Question

A student drops his textbook out of a window in a tall building. If it took 1.51 seconds for the book to hit the ground, how high above the ground is the window? What is the book' maximum speed during flight? At what time does this occur?

Answer 1

The window is at a height of 11.2 meters above the ground.

Explanation:

Ok, so let's see if I can do a better job explaining this.

Let's say that the window is alocated at a hight `h` above ground level. Since the student didn't throw the book from the window, which would imply that the book had an initial velocity, the book will free fall towards the ground.

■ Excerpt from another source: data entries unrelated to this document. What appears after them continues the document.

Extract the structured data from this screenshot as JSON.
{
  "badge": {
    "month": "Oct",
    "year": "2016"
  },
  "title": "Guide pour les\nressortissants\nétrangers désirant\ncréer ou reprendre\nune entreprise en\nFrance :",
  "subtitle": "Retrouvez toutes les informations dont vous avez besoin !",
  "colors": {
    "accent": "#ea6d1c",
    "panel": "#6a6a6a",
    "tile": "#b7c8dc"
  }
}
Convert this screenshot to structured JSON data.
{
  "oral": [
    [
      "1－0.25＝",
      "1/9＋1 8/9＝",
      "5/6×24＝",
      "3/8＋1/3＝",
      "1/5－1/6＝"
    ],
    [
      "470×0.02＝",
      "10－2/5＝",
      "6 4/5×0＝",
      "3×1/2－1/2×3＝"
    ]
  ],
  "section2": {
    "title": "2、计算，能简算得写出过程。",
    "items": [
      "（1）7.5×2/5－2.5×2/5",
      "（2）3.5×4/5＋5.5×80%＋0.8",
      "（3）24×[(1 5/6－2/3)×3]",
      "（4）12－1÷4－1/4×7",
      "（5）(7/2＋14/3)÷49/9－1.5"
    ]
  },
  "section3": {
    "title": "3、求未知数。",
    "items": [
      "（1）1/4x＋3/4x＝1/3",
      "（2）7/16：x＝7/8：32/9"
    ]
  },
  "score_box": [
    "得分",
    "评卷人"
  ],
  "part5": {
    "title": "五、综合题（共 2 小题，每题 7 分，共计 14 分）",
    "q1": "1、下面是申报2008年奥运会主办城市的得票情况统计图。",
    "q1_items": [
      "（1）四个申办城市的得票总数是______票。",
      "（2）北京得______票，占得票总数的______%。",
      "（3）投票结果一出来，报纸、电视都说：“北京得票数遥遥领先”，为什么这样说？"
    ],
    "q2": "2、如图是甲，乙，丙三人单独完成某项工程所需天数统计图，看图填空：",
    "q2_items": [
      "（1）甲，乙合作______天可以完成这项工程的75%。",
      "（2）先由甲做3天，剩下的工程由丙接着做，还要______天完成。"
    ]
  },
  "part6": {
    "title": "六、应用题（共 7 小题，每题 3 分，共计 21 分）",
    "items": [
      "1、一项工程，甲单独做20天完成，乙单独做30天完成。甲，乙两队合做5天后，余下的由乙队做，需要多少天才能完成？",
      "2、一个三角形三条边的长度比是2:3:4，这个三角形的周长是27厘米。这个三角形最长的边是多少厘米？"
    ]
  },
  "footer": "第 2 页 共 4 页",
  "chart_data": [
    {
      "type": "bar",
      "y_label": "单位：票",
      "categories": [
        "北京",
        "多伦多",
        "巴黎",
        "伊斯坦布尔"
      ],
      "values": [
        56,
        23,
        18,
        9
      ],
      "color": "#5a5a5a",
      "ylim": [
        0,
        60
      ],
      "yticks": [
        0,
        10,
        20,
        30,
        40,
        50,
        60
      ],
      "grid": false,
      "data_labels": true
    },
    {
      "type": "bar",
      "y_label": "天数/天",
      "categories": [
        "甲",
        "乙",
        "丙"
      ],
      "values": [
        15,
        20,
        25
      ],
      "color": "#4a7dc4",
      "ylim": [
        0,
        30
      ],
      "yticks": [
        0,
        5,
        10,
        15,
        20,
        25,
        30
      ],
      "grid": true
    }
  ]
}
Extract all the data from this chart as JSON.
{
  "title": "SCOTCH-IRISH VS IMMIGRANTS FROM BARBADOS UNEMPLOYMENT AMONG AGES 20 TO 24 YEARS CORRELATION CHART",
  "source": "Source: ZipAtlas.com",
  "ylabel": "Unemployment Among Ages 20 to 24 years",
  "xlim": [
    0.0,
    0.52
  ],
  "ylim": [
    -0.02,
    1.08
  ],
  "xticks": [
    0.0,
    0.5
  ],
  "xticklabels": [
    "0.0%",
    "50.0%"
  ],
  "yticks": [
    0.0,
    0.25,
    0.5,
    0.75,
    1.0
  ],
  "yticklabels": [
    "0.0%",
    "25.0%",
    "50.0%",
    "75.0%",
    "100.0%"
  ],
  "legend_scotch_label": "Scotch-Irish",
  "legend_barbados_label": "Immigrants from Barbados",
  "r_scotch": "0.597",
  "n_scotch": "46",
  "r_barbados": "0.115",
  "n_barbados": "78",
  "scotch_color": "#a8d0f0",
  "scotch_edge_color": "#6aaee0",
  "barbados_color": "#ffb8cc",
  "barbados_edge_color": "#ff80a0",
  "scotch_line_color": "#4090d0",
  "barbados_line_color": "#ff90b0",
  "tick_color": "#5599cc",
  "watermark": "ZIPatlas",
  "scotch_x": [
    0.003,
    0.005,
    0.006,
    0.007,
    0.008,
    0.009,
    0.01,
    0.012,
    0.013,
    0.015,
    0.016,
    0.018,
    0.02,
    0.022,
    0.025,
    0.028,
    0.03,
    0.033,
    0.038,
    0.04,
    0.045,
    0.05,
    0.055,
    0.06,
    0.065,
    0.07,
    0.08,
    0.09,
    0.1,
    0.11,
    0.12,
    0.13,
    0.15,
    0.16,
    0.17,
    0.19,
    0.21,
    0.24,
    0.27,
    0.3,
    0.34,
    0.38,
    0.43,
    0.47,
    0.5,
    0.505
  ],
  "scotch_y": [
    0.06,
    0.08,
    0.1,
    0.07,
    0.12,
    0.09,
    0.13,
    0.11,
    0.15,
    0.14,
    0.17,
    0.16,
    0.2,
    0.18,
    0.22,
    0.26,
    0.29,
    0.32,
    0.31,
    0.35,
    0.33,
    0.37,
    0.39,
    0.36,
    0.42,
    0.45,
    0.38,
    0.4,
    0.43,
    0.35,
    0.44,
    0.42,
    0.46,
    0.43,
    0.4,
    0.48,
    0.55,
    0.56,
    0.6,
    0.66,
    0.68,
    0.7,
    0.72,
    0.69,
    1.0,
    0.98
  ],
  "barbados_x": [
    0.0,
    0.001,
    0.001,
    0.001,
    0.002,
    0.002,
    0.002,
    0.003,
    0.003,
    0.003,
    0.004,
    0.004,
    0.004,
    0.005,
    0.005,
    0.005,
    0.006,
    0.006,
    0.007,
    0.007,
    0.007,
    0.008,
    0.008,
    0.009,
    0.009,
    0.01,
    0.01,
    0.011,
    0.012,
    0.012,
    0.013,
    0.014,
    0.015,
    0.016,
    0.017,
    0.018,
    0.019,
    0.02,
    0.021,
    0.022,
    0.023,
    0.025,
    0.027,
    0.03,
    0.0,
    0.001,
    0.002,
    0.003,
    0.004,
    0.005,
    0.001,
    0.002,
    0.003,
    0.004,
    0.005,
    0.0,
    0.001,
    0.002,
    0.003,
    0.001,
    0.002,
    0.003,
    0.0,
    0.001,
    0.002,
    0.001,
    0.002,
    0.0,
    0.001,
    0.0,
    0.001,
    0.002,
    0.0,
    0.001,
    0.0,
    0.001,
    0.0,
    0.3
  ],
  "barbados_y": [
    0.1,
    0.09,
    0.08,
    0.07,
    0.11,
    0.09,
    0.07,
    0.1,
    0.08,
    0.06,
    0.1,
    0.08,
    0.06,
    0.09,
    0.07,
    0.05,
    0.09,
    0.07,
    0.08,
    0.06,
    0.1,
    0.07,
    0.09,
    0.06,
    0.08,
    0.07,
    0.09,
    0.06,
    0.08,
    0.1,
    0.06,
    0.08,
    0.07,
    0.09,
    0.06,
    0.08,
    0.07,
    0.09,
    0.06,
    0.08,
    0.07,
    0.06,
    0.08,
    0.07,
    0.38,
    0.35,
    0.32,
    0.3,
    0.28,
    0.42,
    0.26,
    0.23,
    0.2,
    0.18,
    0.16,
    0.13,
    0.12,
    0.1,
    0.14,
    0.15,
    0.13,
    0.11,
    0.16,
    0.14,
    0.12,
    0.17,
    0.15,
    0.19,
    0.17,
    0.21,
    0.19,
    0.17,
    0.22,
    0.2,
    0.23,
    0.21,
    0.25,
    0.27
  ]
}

During its flight, it will be accelerated by the gravitational acceleration, `g`. You know that it takes 1.51 seconds for the book to hit the ground.

This means that the distance `h` must have been

`h = underbrace(v_0)_(color(blue)(=0)) * t + 1/2 * g * t^2`

`h = 1/2 * 9.8"m"/color(red)(cancel(color(black)("s"^2))) * 1.51^2 color(red)(cancel(color(black)("s"^2))) = color(green)("11.2 m")`

Since the book keeps accelerating as it falls, it makes sense that it will have a maximum speed right before hitting the ground.

If `v` is the speed with which it hits the ground, and `h` is the distance it covered, then you can say that

`v^2 = underbrace(v_0^2)_(color(blue)(=0)) + 2 * g * h`

`v^2 = 2 * g * h implies v = sqrt(2 * g * h)`

`v = sqrt(2 * 9.8"m"/"s"^2 * "11.2 m") = color(green)("14.8 m/s")`

Alternatively, you can use the equation

`v = underbrace(v_0)_(color(blue)(=0)) + g * t`

which will produce the same value for `v`

`v = 9.8"m"/"s"^color(red)(cancel(color(black)(2))) * 1.51color(red)(cancel(color(black)("s"))) = "14.8 m/s"`

The book will have maximum velocity after 1.51 seconds of free falling, just before it impacts the ground.